[Noisebridge-discuss] on games as an introduction to deeper tech

travis+ml-noisebridge at subspacefield.org travis+ml-noisebridge at subspacefield.org
Mon Oct 4 19:59:59 UTC 2010


You know, when I was a CS undergrad, I spent a great deal of time
playing MUDs, specifically LPMuds.

Many of my friends learned C (well, LPC) once they started programming
the MUDs.

It used an ed-like interface to upload the data (ASCII upload,
basically), and so I owe my deep understanding of ed, sed, ex, and vi
to that.

I started running 386BSD around this time, and started running a MUD
on my home machine.

I ended up doing some special magic so that telnetting to a port ended
up getting you to the game on my dynamic IP.

I eventually hacked the PERL regexp libraries into MudOS and my NPCs
would respond to patterns in spoken speech, eliminating special verbs
for interacting with them.

By adding a few randomly-driven behaviors, they'd wander around,
doing idiosyncratic things, and fooled many a person.

MudOS introduced socket calls, and I coded a dictionary object that
would look up words online, and display them.  Some people thought
I had typed in an entire dictionary :-)

In one experimental game, I wrote a computer in the game that you
could sit down at, and it would let your character telnet out to the
real Internet, making what Hofstader calls a "strange loop"; you sit
down at a computer, connect across the Internet, go into a game, sit
down at a computer, and connect across the Internet again.

In thinking about security, I came up with a buffer-safe pointer-free
language and was talked out of it because it couldn't be as fast as
compiled C.  This was well before Java.

Having given up on language-based security, I started working on a
better MUD and realized what I needed was a full OS.  I started
research into OSes, and eventually became a contributor to NetBSD,
FreeBSD, and wrote part of GRUB.

I also started studying emergent behavior, and started taking classes
on microeconomics to see if I could get real economies out of
individual NPC behavior.

Had someone just told me I should do these things without a
motivation, I may not ever have had the interest.
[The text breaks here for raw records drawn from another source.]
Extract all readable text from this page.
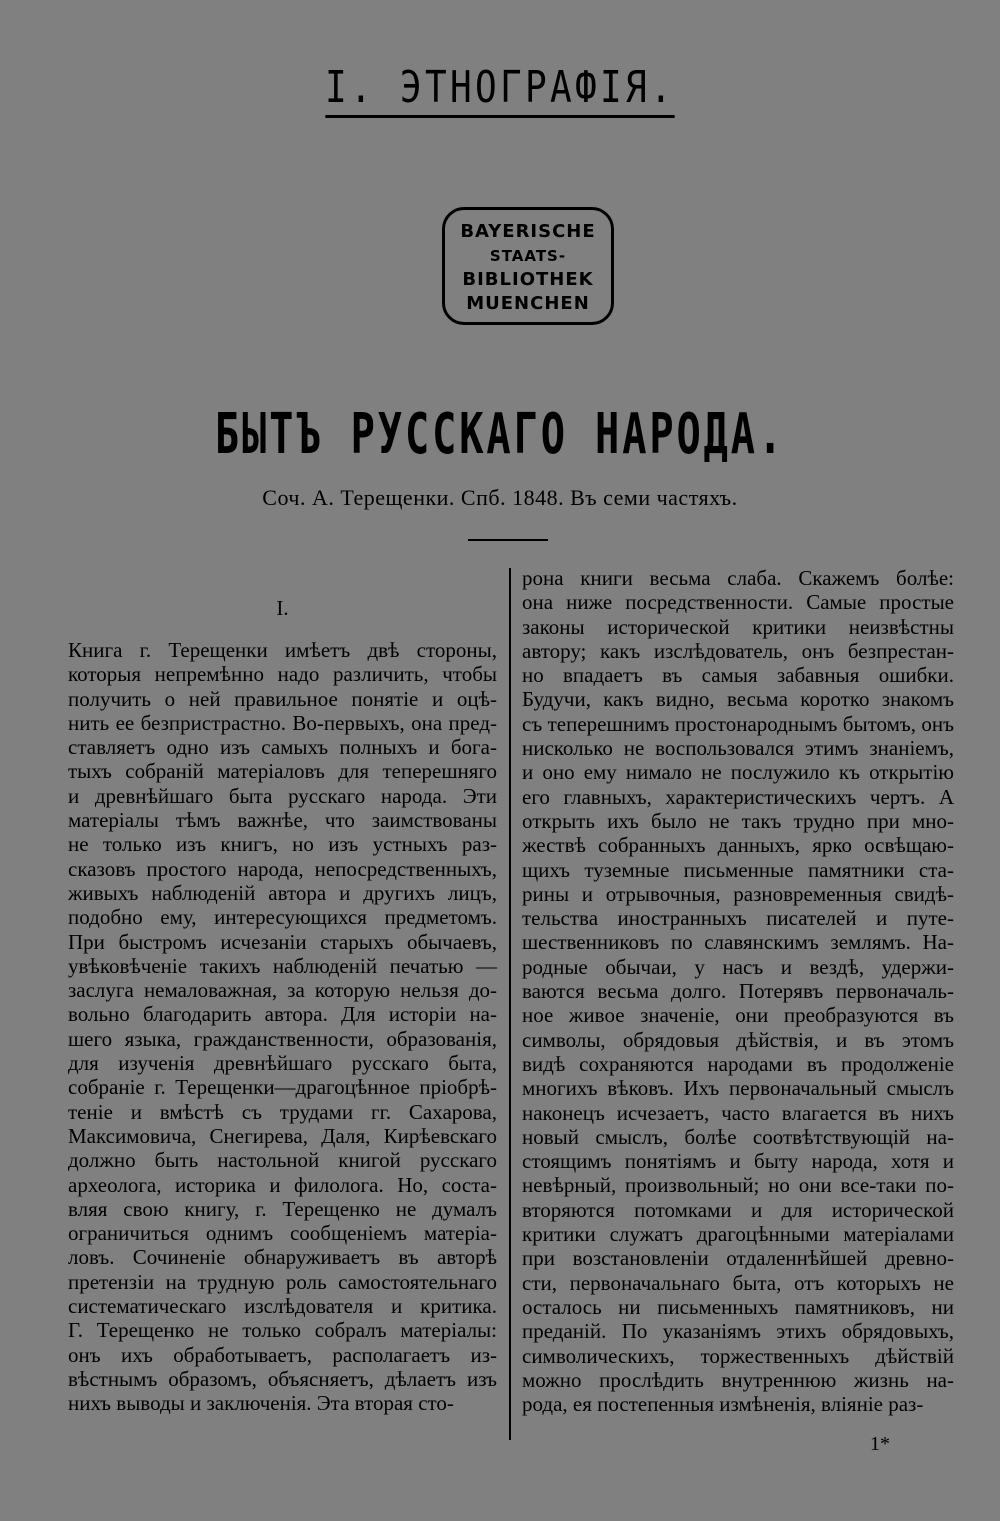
I. ЭТНОГРАФІЯ.
BAYERISCHE
STAATS-
BIBLIOTHEK
MUENCHEN
БЫТЪ РУССКАГО НАРОДА.
Соч. А. Терещенки. Спб. 1848. Въ семи частяхъ.
I.
Книга г. Терещенки имѣетъ двѣ стороны,
которыя непремѣнно надо различить, чтобы
получить о ней правильное понятіе и оцѣ-
нить ее безпристрастно. Во-первыхъ, она пред-
ставляетъ одно изъ самыхъ полныхъ и бога-
тыхъ собраній матеріаловъ для теперешняго
и древнѣйшаго быта русскаго народа. Эти
матеріалы тѣмъ важнѣе, что заимствованы
не только изъ книгъ, но изъ устныхъ раз-
сказовъ простого народа, непосредственныхъ,
живыхъ наблюденій автора и другихъ лицъ,
подобно ему, интересующихся предметомъ.
При быстромъ исчезаніи старыхъ обычаевъ,
увѣковѣченіе такихъ наблюденій печатью —
заслуга немаловажная, за которую нельзя до-
вольно благодарить автора. Для исторіи на-
шего языка, гражданственности, образованія,
для изученія древнѣйшаго русскаго быта,
собраніе г. Терещенки—драгоцѣнное пріобрѣ-
теніе и вмѣстѣ съ трудами гг. Сахарова,
Максимовича, Снегирева, Даля, Кирѣевскаго
должно быть настольной книгой русскаго
археолога, историка и филолога. Но, соста-
вляя свою книгу, г. Терещенко не думалъ
ограничиться однимъ сообщеніемъ матеріа-
ловъ. Сочиненіе обнаруживаетъ въ авторѣ
претензіи на трудную роль самостоятельнаго
систематическаго изслѣдователя и критика.
Г. Терещенко не только собралъ матеріалы:
онъ ихъ обработываетъ, располагаетъ из-
вѣстнымъ образомъ, объясняетъ, дѣлаетъ изъ
нихъ выводы и заключенія. Эта вторая сто-
рона книги весьма слаба. Скажемъ болѣе:
она ниже посредственности. Самые простые
законы исторической критики неизвѣстны
автору; какъ изслѣдователь, онъ безпрестан-
но впадаетъ въ самыя забавныя ошибки.
Будучи, какъ видно, весьма коротко знакомъ
съ теперешнимъ простонароднымъ бытомъ, онъ
нисколько не воспользовался этимъ знаніемъ,
и оно ему нимало не послужило къ открытію
его главныхъ, характеристическихъ чертъ. А
открыть ихъ было не такъ трудно при мно-
жествѣ собранныхъ данныхъ, ярко освѣщаю-
щихъ туземные письменные памятники ста-
рины и отрывочныя, разновременныя свидѣ-
тельства иностранныхъ писателей и путе-
шественниковъ по славянскимъ землямъ. На-
родные обычаи, у насъ и вездѣ, удержи-
ваются весьма долго. Потерявъ первоначаль-
ное живое значеніе, они преобразуются въ
символы, обрядовыя дѣйствія, и въ этомъ
видѣ сохраняются народами въ продолженіе
многихъ вѣковъ. Ихъ первоначальный смыслъ
наконецъ исчезаетъ, часто влагается въ нихъ
новый смыслъ, болѣе соотвѣтствующій на-
стоящимъ понятіямъ и быту народа, хотя и
невѣрный, произвольный; но они все-таки по-
вторяются потомками и для исторической
критики служатъ драгоцѣнными матеріалами
при возстановленіи отдаленнѣйшей древно-
сти, первоначальнаго быта, отъ которыхъ не
осталось ни письменныхъ памятниковъ, ни
преданій. По указаніямъ этихъ обрядовыхъ,
символическихъ, торжественныхъ дѣйствій
можно прослѣдить внутреннюю жизнь на-
рода, ея постепенныя измѣненія, вліяніе раз-
1*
I hardly played any video games from 1995-2009, so may have been
inclined to feel the way you do.  But I still miss the camraderie of
those all-night game playing sessions (either LAN parties or wasting
resources at the comp center).  And lately I've found some stress
relief in aerating enemy skulls in Fallout 3.  Perhaps you should
look into it.

Anyway, I've been thinking someone just needs to come up with a better
way to use games to seduce people to the light side of the Force.  I
hear many of the games now use python as a scripting engine.  I'm
thinking someone needs to come up with a game that allows people to
play, but lets them play _better_ with increasing programming skill.